August 7, 2007
Rocket Science.
"Rocket Science joins a long line of movies about teenage outcasts struggling to find their place in the world; two years ago the prize entry was Thumbsucker," writes Newsweek's David Ansen. "But this sharp and painfully funny coming-of-age story - a hyperarticulate comedy about an inarticulate boy - manages to avoid just about every cliché of the genre.... Writer-director Jeffrey Blitz previously made the irresistible 2002 documentary Spellbound, about kids in spelling bees. Rocket Science is his first dramatic feature, and it has a quirky literary voice all its own—self-conscious, but so sure-footed it earns its right to preen now and then."
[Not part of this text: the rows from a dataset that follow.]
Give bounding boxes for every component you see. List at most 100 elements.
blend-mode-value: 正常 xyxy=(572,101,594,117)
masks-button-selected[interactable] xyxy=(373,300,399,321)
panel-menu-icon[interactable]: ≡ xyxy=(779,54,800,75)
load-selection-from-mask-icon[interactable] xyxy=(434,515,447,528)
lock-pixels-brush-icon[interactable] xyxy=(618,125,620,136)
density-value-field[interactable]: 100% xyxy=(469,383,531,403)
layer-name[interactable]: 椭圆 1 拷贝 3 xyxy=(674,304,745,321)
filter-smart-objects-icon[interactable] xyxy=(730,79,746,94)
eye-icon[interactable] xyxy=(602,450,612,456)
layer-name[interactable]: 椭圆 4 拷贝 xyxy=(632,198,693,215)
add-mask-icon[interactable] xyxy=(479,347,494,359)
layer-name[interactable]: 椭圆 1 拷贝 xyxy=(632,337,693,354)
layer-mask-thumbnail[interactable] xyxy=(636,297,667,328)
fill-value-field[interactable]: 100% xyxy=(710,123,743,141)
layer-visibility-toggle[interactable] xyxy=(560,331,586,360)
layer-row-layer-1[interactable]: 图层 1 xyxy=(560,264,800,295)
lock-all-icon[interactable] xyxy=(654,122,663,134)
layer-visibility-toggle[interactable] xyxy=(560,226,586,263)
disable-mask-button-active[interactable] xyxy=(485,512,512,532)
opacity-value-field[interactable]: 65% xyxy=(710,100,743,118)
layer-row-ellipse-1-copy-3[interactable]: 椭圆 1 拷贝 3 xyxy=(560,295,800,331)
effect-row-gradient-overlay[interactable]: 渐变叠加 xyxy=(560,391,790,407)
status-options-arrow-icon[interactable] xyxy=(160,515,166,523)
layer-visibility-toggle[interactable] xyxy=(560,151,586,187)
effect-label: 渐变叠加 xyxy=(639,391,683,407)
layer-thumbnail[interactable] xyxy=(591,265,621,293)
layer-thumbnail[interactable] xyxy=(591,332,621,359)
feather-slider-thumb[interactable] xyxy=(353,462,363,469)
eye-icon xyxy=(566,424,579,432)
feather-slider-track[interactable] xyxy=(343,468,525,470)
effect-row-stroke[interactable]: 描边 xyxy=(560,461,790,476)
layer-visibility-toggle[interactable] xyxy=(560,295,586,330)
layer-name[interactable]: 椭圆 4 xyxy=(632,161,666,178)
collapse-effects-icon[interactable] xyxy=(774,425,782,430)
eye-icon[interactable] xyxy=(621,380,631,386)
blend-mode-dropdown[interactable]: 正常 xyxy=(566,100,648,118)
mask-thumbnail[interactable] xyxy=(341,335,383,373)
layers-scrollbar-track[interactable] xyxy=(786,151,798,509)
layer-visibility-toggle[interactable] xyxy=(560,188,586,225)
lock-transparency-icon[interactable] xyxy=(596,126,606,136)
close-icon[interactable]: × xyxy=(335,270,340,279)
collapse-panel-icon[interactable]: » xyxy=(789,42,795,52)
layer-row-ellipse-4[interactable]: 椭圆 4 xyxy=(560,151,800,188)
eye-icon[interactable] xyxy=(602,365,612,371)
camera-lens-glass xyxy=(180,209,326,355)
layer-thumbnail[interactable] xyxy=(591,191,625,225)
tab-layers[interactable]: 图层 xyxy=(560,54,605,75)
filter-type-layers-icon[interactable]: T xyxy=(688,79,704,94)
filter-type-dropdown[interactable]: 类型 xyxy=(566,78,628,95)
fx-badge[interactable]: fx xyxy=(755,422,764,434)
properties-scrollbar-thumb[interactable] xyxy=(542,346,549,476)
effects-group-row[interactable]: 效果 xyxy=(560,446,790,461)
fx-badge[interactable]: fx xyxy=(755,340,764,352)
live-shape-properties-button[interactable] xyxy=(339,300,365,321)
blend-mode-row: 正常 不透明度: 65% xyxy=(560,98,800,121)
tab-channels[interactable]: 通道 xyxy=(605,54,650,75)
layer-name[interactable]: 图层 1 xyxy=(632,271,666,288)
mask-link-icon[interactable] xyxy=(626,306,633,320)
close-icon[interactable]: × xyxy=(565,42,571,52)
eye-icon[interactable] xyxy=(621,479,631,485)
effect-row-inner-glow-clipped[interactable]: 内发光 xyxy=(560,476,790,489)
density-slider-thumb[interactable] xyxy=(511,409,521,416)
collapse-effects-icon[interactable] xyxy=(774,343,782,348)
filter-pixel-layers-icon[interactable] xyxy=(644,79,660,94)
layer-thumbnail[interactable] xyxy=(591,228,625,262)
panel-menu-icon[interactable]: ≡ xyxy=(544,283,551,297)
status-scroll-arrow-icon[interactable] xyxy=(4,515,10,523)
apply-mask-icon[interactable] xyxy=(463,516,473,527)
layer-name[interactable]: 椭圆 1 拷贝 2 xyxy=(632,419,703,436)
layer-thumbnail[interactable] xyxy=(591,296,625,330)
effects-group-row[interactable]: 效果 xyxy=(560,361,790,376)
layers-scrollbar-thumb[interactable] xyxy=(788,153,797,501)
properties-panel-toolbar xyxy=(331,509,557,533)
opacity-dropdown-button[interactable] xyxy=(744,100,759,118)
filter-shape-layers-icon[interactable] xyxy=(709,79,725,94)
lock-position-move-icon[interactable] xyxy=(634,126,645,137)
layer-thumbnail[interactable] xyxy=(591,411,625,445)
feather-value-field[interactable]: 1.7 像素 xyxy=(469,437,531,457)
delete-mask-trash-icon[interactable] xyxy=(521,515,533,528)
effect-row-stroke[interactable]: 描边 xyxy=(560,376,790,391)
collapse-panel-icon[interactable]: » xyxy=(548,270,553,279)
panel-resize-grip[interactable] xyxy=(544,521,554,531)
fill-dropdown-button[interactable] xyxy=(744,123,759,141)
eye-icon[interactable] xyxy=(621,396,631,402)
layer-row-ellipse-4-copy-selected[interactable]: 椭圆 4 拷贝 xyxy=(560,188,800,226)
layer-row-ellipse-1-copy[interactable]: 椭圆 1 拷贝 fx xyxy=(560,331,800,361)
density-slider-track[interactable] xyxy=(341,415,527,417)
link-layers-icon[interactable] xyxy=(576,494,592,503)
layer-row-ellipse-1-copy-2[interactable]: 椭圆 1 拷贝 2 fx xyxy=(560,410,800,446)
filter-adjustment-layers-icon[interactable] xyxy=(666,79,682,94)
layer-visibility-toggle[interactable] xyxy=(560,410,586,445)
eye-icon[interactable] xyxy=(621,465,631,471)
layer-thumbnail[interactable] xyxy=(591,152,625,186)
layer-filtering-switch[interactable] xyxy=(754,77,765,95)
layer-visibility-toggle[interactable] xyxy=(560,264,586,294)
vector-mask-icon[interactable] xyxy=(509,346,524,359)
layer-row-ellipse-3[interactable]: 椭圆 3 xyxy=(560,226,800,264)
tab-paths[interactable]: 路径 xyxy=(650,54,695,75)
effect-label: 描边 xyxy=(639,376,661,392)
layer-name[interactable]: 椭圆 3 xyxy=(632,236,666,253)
"Blitz has a knack for creating (or in the case of his documentary, finding and presenting) young characters we really care for, and then sending them, and us, into desperate, gripping situations," writes Matt Singer at IFC News. "These are movies you feel, right down to your toes."
Updated through 8/11.
"[T]his Amerindie's excesses of quirk seem hormonal rather than Sundance Lab-engineered," suggests Mark Asch in the L Magazine. "How else to explain the sight of a kid leafing through his parents' Kama Sutra while, downstairs, mom and dad play Violent Femmes songs on cello and piano?"
"What makes the first fiction feature from documentarian Blitz persuasive is its late-film detour from the inspirational niche-sports genre to something altogether unexpected - and the winning lead performance of Reece Daniel Thompson as Hal Hefner, a bashful teen coaxed into helping his school earn some payback for last year's debate-team fiasco," writes Jim Ridley in the Voice.
Blitz is on ReelerTV; and Gina Piccalo lunches with him for the Los Angeles Times.
Earlier: "Sundance. Rocket Science."
Update: "Quirky, quirky, quirky goes Rocket Science. Round, round, round roll my eyes," sighs Nick Schager at Slant. "Blitz has little to say about his themes that couldn't easily fit on a Hallmark card."
Update, 8/8: Michael Guillén talks with Blitz and Thompson for SF360.
Updates, 8/9: "Thompson's stutter as Hal just seems precious," remarks Armond White in the New York Press. "It's indicative of the self-pitying narcissism found in so many indie youth movies - from Donnie Darko to anything starring Joseph Gordon-Levitt."
"Due to fine performances by Thompson and Vincent Piazza as older brother Earl, Rocket Science nails a number of details crucial in portraying the comic absurdity of awkward adolescence," writes Michael Joshua Rowin at Reverse Shot. "Blitz takes great care to avoid obvious generic clichés - if you're expecting a triumphant showdown, you'll be sorely disappointed - but this only pushes the film into other, newly minted traps."
Hey, Jeffrey Blitz is today's pinch hitter at the Reeler, where Vadim Rizov writes, "Rocket Science is not a 'Sundance movie.' Yes, it premiered at this year's festival, and yes, it's a quirky, heart-warming story about misfits, and yes it is writer/director Jeffrey Blitz's follow-up to the quintessential nerd-doc, Spellbound. But Rocket Science never curdles into the intolerable realm where would-be 'indies' like Garden State torment and browbeat audiences into submission with a combination of offbeat jokes and overt sentimentality. This isn't the tic-ridden posing and preening of well-heeled actors trading lower paychecks for ostensible street cred. The oddballs are kids; they can't help it."
Updates, 8/10: Rocket Science "borrows a few plot elements from Election and much of its sensibility from Wes Anderson, yet still somehow comes across as fresh and original," writes Mike D'Angelo at Nerve.
"[O]nce you crack the self-conscious veneer, there's no doubt there's an openhearted movie underneath," writes Salon's Stephanie Zacharek.
"Your affection for Rocket Science will depend on the depth of your identification with Hal's angst and the degree to which you regard high school as the ultimate microcosm of American life," writes Stephen Holden in the New York Times.
Updates, 8/11: "It will probably take a few more viewings to confirm it, but Rocket Science might belong up there with the best of recent coming of age sagas - in the company of such instant classics as Wes Anderson's Rushmore and Terry Zwigoff's Ghost World," writes Marcy Dermansky.
"While Rocket Science does get a lot of things right, it's hard not to label it as 'just another Sundance film' - the kind that's amusing to watch, but easily forgettable," writes Erik Davis at Cinematical, where he also talks with Blitz.
"The world could probably live without another quirky high-school comedy about a misfit's coming of age," concedes Scott Tobias at the AV Club, but Rocket Science "carves out a place for itself anyway, because it's so determined to undercut expectations and access the feelings of a stuttering boy who can't express them on his own."